I should perhaps add that I’ve attempted to understand C and C++ in the past, and although I didn’t manage, it was a big help this time round that I had seen at least some of it before…

I don’t know where this is going to lead. It already felt pretty complicated when we learnt about file handling (things like processing the data from one file and copying it into another), and we didn’t get on to how one might plot graphs…

The author of this excerpt is Tim Gowers. Tim Gowers the Fields Medalist.
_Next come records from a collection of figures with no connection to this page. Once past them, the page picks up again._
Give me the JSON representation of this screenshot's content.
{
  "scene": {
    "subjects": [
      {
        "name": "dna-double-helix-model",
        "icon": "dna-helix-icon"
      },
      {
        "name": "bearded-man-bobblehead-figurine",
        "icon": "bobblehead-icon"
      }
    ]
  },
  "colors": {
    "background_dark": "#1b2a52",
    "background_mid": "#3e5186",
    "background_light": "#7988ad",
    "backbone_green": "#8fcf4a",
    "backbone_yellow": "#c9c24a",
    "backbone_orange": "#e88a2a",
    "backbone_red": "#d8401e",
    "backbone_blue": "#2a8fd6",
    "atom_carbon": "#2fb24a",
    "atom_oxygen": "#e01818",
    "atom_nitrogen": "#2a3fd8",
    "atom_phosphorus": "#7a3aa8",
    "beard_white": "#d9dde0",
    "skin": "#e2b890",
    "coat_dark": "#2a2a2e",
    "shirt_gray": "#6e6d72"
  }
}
You’ve just read Tim Gowers’s admission that the C programming language was beyond him.

I don’t mention this in order to wrest some ill-gotten sense of superiority from it.  Far from it: I’m deeply indebted to Gowers for his work on the Princeton Companion to Mathematics, which is a wonderful book that you can tell has benefited from his editorial eye on practically every page.  His “informal discussions” were also extremely helpful to me when I first studied real analysis and found myself wondering what its real purpose was.  I mention that post only to introduce the moral that I derived from it, which was impressed upon me strongly enough that I can recall practically the entire post, almost two years later: there is a kind of liberation in the admission of ignorance.  If Tim Gowers can admit to being bested by a C compiler, what do I possibly have to lose?

There is a famous story, possibly apocryphal, about Rutherford–already a Nobel laureate–enrolling in freshman chemistry in order to develop the background to interpret the Geiger-Marsden experiment.  So too, then, can Gowers the Fields medalist and computational complexity theorist take “C for absolute beginners.”  I don’t think myself a Rutherford or a Gowers, of course, but I do think myself capable of learning from their examples.